When Kezia Dugdale resigned as Scottish Labour leader, Kelly's name was touted as a potential successor. In December 2017, Richard Leonard appointed Kelly as his Shadow Cabinet Secretary for Finance and the Constitution. In October 2018, following a reshuffle of the Scottish Labour frontbench in Holyrood, Kelly continued to hold the finance portfolio while Neil Findlay took forward the constitutional brief.

He was reselected in September 2019 as the Scottish Labour and Co-operative candidate for Rutherglen constituency at the 2021 Scottish Parliament election.

He served as the Convener of the Cross-Party Group in the Scottish Parliament on Co-operatives and was the deputy Convener of the Cross-Party Group on Sport.

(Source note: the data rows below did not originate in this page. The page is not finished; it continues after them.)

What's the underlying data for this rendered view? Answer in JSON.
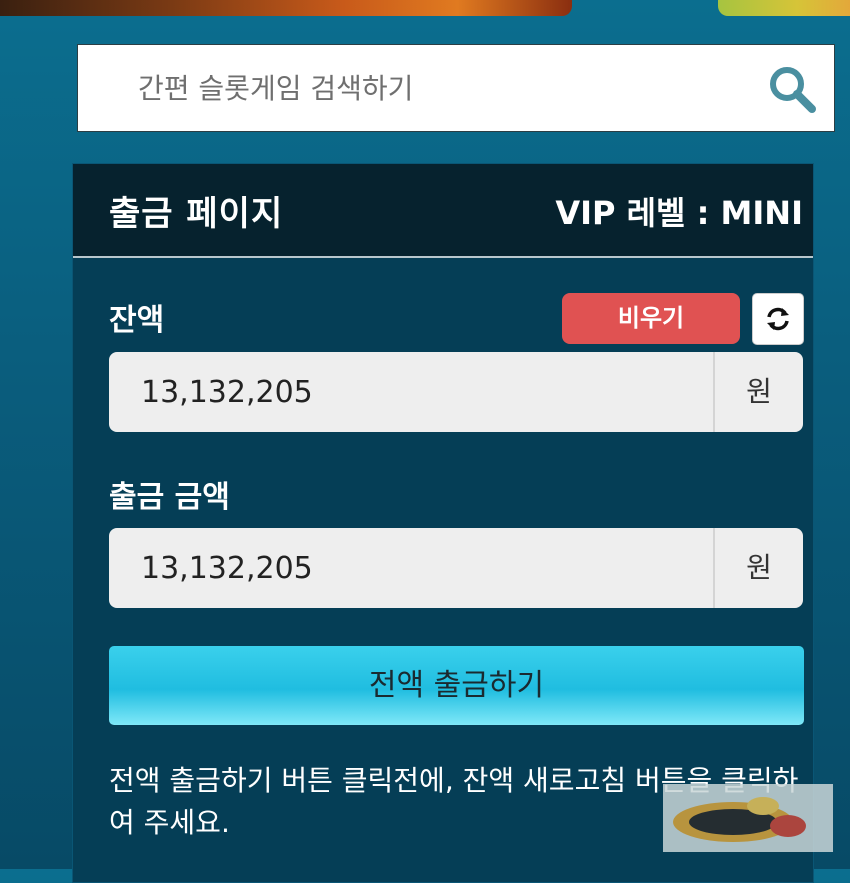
{
  "search": {
    "placeholder": "간편 슬롯게임 검색하기"
  },
  "panel": {
    "title": "출금 페이지",
    "vip_label": "VIP 레벨 : MINI"
  },
  "balance": {
    "label": "잔액",
    "clear_label": "비우기",
    "value": "13,132,205",
    "unit": "원"
  },
  "withdraw": {
    "label": "출금 금액",
    "value": "13,132,205",
    "unit": "원",
    "button_label": "전액 출금하기"
  },
  "notice": "전액 출금하기 버튼 클릭전에, 잔액 새로고침 버튼을 클릭하여 주세요.",
  "colors": {
    "background": "#0a5e7e",
    "panel": "#053e56",
    "header": "#06222e",
    "clear_button": "#e05252",
    "withdraw_button": "#20bde0"
  },
  "icons": {
    "search": "search-icon",
    "refresh": "refresh-icon"
  }
}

===Repeal of the Offensive Behaviour at Football Act===
Following his re-election to the Scottish Parliament in May 2016, Kelly took forward his pledge to lead a member's bill to repeal the Offensive Behaviour at Football 2012 Act. He described the 2012 legislation as having "completely failed to tackle sectarianism" and as "illiberal" which "unfairly targets football fans", "condemned by legal experts, human rights organisations and equality groups".

On 25 January 2018, MSPs voted by 65 to 61 in favour of the general principles of Kelly's Bill in the first stage of Holyrood's legislative process. It marked the first binding defeat in Parliament for the SNP Minority Government. On 15 March, the vote to repeal the Act was passed with 62 in favour and 60 against.

On 31 March 2019, violent incidents occurred during and after the Old Firm (Celtic vs Rangers) derby. A day later, Scottish Police Federation vice-chairman David Hamilton appeared on the BBC Radio Scotland John Beattie Programme and stated:
Personally I believe the repeal of the Offensive Behaviour at Football Act has had an impact, because I think that some people feel wrongly legitimised to behave in a way that they wouldn’t otherwise behave.

=== Justice Spokesperson ===

In September 2019, Kelly was appointed as Shadow Cabinet Secretary for Justice. He resigned from this role in September 2020 while calling for Richard Leonard's resignation as Scottish Labour leader. In his resignation letter, seen by the Daily Record, James Kelly told Richard Leonard: “I have no confidence in your ability to shape the party's message, strategy and organisation. I know that this is a view shared by other parliamentarians, party members and indeed many members of the public.”

=== Return to frontbench ===
Kelly nominated Anas Sarwar in the 2021 Scottish Labour leadership election. Following Sarwar's election as Leader of the Scottish Labour Party, he was re-appointed as Parliamentary Business Manager as well as spokesperson for Community Safety and Drugs Policy ahead of the 2021 Scottish Parliament election. In the election he lost out to Clare Haughey in the constituency, and though four Labour candidates were elected on the regional vote, Kelly had been fifth on the party list so was not returned as an MSP.

== Personal life ==
Kelly currently lives in Cambuslang with his wife, Alexa, and their two daughters. He has spoken about his interests in sport, namely football, tennis and running.